LA racha del Cádiz continúa. Ante el Albacete se olvidaron de las alegrías del Betis. Volvieron los argumentos más habituales, con la intensidad por bandera. Otro gol a balón parado, con cabezazo de Kecojevic, puso en ventaja, poco antes del descanso. Se encerraron demasiado en la segunda parte, con un guión que es poco vistoso y sufrido para los espectadores, pero que ya había funcionado ante el Reus y el Valladolid en Carranza. Sale bien todo. Incluso el colofón de la guinda del pastel, con el 2-0 en la última jugada del partido.

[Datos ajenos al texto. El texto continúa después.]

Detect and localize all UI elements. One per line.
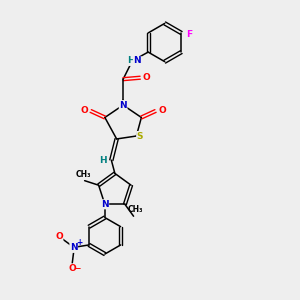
Text: F: F [187, 30, 193, 39]
Text: CH₃: CH₃ [127, 205, 143, 214]
Text: S: S [137, 131, 143, 140]
Text: N: N [101, 200, 109, 209]
Text: O: O [68, 264, 76, 273]
Text: N: N [134, 56, 141, 65]
Text: O: O [80, 106, 88, 116]
Text: −: − [74, 264, 80, 273]
Text: O: O [143, 73, 151, 82]
Text: CH₃: CH₃ [75, 169, 91, 178]
Text: +: + [76, 238, 82, 247]
Text: O: O [158, 106, 166, 116]
Text: H: H [127, 56, 134, 65]
Text: N: N [70, 243, 77, 252]
Text: H: H [99, 156, 107, 165]
Text: O: O [55, 232, 63, 241]
Text: N: N [119, 100, 127, 109]
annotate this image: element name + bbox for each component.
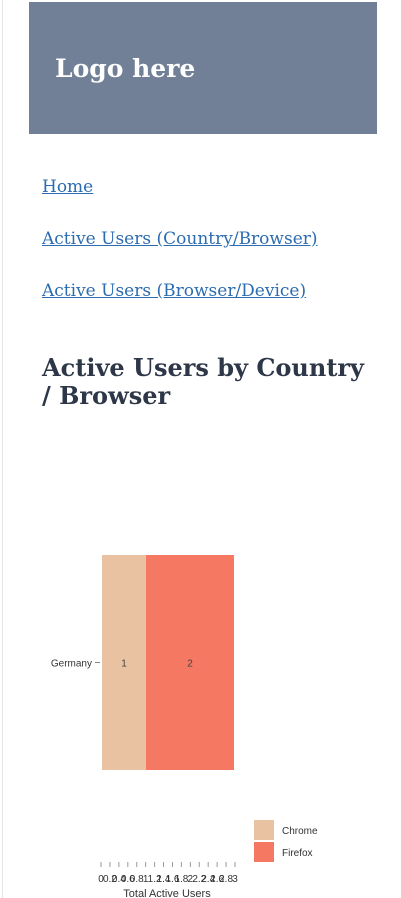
main-nav: Home Active Users (Country/Browser) Acti… — [42, 176, 318, 332]
x-axis-tick-label: 2.4 — [201, 874, 215, 885]
x-axis-tick-label: 1.2 — [148, 874, 162, 885]
x-axis-tick-label: 2.6 — [210, 874, 224, 885]
x-axis-tick-label: 1.6 — [166, 874, 180, 885]
page-left-border — [2, 0, 3, 898]
logo-placeholder: Logo here — [55, 54, 196, 83]
category-label-germany: Germany — [51, 659, 92, 670]
x-axis-tick-label: 0.8 — [130, 874, 144, 885]
legend-label-firefox: Firefox — [282, 848, 313, 859]
x-axis-tick-label: 1.4 — [157, 874, 171, 885]
nav-link-active-users-country-browser[interactable]: Active Users (Country/Browser) — [42, 229, 318, 249]
x-axis-tick-label: 0.2 — [103, 874, 117, 885]
legend-label-chrome: Chrome — [282, 826, 318, 837]
x-axis-tick-label: 0 — [98, 874, 104, 885]
x-axis-tick-label: 1 — [143, 874, 149, 885]
x-axis-label: Total Active Users — [123, 888, 211, 898]
data-label-firefox: 2 — [187, 659, 193, 670]
x-axis-tick-label: 2.8 — [219, 874, 233, 885]
data-label-chrome: 1 — [121, 659, 127, 670]
site-header: Logo here — [29, 2, 377, 134]
nav-link-home[interactable]: Home — [42, 177, 94, 197]
bar-firefox-germany — [146, 555, 234, 770]
nav-link-active-users-browser-device[interactable]: Active Users (Browser/Device) — [42, 281, 307, 301]
x-axis-tick-label: 3 — [232, 874, 238, 885]
x-axis-tick-label: 2.2 — [192, 874, 206, 885]
bar-chrome-germany — [102, 555, 146, 770]
x-axis-tick-label: 0.6 — [121, 874, 135, 885]
x-axis-tick-label: 2 — [188, 874, 194, 885]
page-title: Active Users by Country / Browser — [42, 353, 364, 410]
x-axis-tick-label: 1.8 — [174, 874, 188, 885]
x-axis-tick-label: 0.4 — [112, 874, 126, 885]
legend-swatch-chrome — [254, 820, 274, 840]
legend-swatch-firefox — [254, 842, 274, 862]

EL Cádiz se clasificó para los octavos de final de la Copa, con un 3-5 memorable ante el Betis. Queda para la historia cadista una primera parte extraordinaria, en la que el Cádiz se fue con un 2-4, que debió ser un 1-5, ya que el primer gol del Betis llegó en una falta regalada y le anularon otro a Aitor por la cara. Esta colosal victoria llegó ante un rival desquiciado, que practicó el fútbol que le convenía... al Cádiz. Pero también llegó con un equipo en que los delanteros suplentes (Barral, Dani Romera, Aitor y Moha) dieron la cara al máximo nivel, y a contra estilo: valientes, buscando el intercambio de golpes, sin encerrarse.

TRIUNFO trabajado y trabajoso, que vale tres puntos para seguir subiendo en la clasificación. Cuarta victoria consecutiva. Este Cádiz marca un gol y saca petróleo. Álvaro Cervera ha conseguido que los jugadores nuevos le sirvan para lo mismo de la temporada pasada. Ha recuperado la firmeza defensiva. Bastó un gol de Álex Fernández, a los cinco minutos, para ganar. Aunque no fue fácil, pasaron demasiados apuros al final. Si el Valladolid llega a marcar, se estaría contando otro partido. Atrás todo funciona bien, pero delante falta la lucidez de un ariete que marque goles, además de pelear. Por el contrario, el Valladolid tiene a un máximo goleador, Mata, que ayer quedó borrado.

PARTIDAZO del Cádiz, que consiguió una victoria de prestigio en Gijón. Vimos al equipo en su mejor versión, ante un rival que la temporada pasada estaba en Primera y salía como uno de los favoritos para el ascenso. El 0-3 hace justicia. La superioridad fue rotunda, hasta el punto de no pasar apuros como otras veces. Tres victorias consecutivas certifican que la mejor versión del Cádiz ya está aquí. No sólo con intensidad, sino con más argumentos en el juego. La recuperación de José Mari, tras su lesión, ha sido determinante. Pero también la inclusión de fichajes como Villanueva, Lucas y Álex Fernández, que chuparon banquillo en las primeras jornadas.

EL Cádiz volvió a ganar, merecidamente, después de un completo primer tiempo, aunque estuvo a punto de estropearlo en el segundo. Casi les pasa factura la maldita costumbre de encerrarse y jugar a pelotazos, cuando van ganando. Al Cádiz le faltó., una vez más, acierto en ataque para obtener una victoria clara. Bastó un gol de Carrillo, a la media hora, al cabecear un saque de esquina bien lanzado por José Mari, para ganar. Gracias también a la incapacidad del Reus en ataque. Con las dos victorias consecutivas, debe volver la tranquilidad que faltó en muchos minutos del segundo tiempo.